Les arrestations sont survenues rapidement, passant presque inaperçues dans le flot constant des manchettes de guerre. Deux hommes en Suisse, un en Allemagne—tous prétendument membres d’un réseau obscur planifiant l’envoi de colis explosifs vers l’Ukraine. Les responsables du renseignement avec qui j’ai parlé suggèrent que cela représente une évolution inquiétante dans le manuel de guerre hybride de la Russie.
« Nous observons une escalade des tactiques asymétriques, » m’a expliqué Thomas Freidrich, ancien conseiller en sécurité de l’OTAN que j’ai interviewé la semaine dernière à Bruxelles. « Ce ne sont pas des incidents isolés, mais plutôt des tentatives coordonnées pour créer le chaos derrière les lignes ukrainiennes. »
Selon les procureurs fédéraux suisses, les deux individus détenus au Tessin, région italophone de la Suisse, avaient des connexions russes. Le suspect allemand, arrêté à Leipzig, était apparemment chargé de la logistique. Tous trois font face à des accusations liées à la planification d’attaques explosives contre des cibles civiles et militaires en Ukraine.
Mes sources au sein du service de sécurité ukrainien SBU affirment que ce n’est pas la première tentative de ce genre. Lors de mon reportage à Kyiv le mois dernier, des responsables ont décrit au moins trois complots similaires déjoués depuis février—bien que les détails restent classifiés. Le timing correspond à la stratégie russe de cibler les infrastructures civiles alors que la dynamique du champ de bataille évolue.
Les colis explosifs étaient conçus pour ressembler à de l’aide humanitaire ou des livraisons personnelles, selon les responsables allemands. Cela rappelle des tactiques observées dans des conflits précédents, notamment pendant les guerres des Balkans, où les bombes postales créaient une atmosphère d’imprévisibilité et de peur.
« C’est de la guerre psychologique par la violence aléatoire, » a déclaré Maria Kovalenko, analyste ukrainienne en sécurité qui a survécu à une attaque similaire contre son bureau en 2022. « Même le courrier ordinaire devient suspect. C’est le but—rendre la vie quotidienne dangereuse. »
Ce qui rend ces arrestations particulièrement significatives est la coordination apparente entre les services de sécurité européens. La police fédérale suisse a travaillé conjointement avec ses homologues allemands et les renseignements ukrainiens dans ce qu’un responsable m’a décrit comme « un modèle de coopération transfrontalière. »

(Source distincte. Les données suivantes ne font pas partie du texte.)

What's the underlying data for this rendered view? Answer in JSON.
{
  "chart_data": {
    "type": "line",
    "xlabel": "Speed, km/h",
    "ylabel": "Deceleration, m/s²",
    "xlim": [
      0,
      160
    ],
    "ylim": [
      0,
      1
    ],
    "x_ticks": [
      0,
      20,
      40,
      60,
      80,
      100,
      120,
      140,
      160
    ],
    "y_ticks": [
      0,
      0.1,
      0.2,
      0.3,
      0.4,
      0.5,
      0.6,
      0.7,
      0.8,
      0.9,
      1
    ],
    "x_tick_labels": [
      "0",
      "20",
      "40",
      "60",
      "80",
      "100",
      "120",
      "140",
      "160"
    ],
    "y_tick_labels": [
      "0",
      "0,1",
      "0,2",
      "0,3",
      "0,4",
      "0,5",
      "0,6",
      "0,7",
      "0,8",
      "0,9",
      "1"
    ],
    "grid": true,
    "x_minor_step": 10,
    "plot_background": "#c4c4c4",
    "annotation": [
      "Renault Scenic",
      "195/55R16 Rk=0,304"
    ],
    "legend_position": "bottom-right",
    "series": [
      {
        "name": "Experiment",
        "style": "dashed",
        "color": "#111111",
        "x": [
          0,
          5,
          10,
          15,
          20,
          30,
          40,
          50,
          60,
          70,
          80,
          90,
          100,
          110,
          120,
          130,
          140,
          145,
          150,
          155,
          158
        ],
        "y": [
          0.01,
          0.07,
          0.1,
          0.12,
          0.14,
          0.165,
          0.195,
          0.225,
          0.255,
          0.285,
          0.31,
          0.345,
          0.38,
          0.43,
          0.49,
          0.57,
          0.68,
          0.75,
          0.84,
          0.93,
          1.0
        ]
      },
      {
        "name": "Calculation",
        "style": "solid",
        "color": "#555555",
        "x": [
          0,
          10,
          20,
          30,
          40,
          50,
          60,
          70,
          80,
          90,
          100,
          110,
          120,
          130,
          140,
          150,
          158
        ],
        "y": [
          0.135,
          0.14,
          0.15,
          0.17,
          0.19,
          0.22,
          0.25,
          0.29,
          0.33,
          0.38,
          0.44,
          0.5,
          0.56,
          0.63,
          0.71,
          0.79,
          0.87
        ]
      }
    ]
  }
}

Les arrestations surviennent alors que les agences de renseignement européennes signalent une intensification des opérations de renseignement russes sur tout le continent. Le Service de renseignement fédéral suisse a mis en garde dans son rapport annuel contre les « activités d’espionnage agressives » de la Russie ciblant non seulement l’Ukraine mais aussi les pays européens soutenant Kyiv.
Durant mon enquête, j’ai découvert des liens avec des sociétés-écrans russes précédemment identifiées opérant en Europe centrale. Les registres publics montrent qu’un suspect avait des liens avec une entreprise logistique signalée par les autorités de l’UE pour évasion de sanctions l’année dernière. La société, enregistrée en Hongrie, s’est depuis dissoute, mais sa trace bancaire mène à des comptes associés aux opérations de renseignement russes.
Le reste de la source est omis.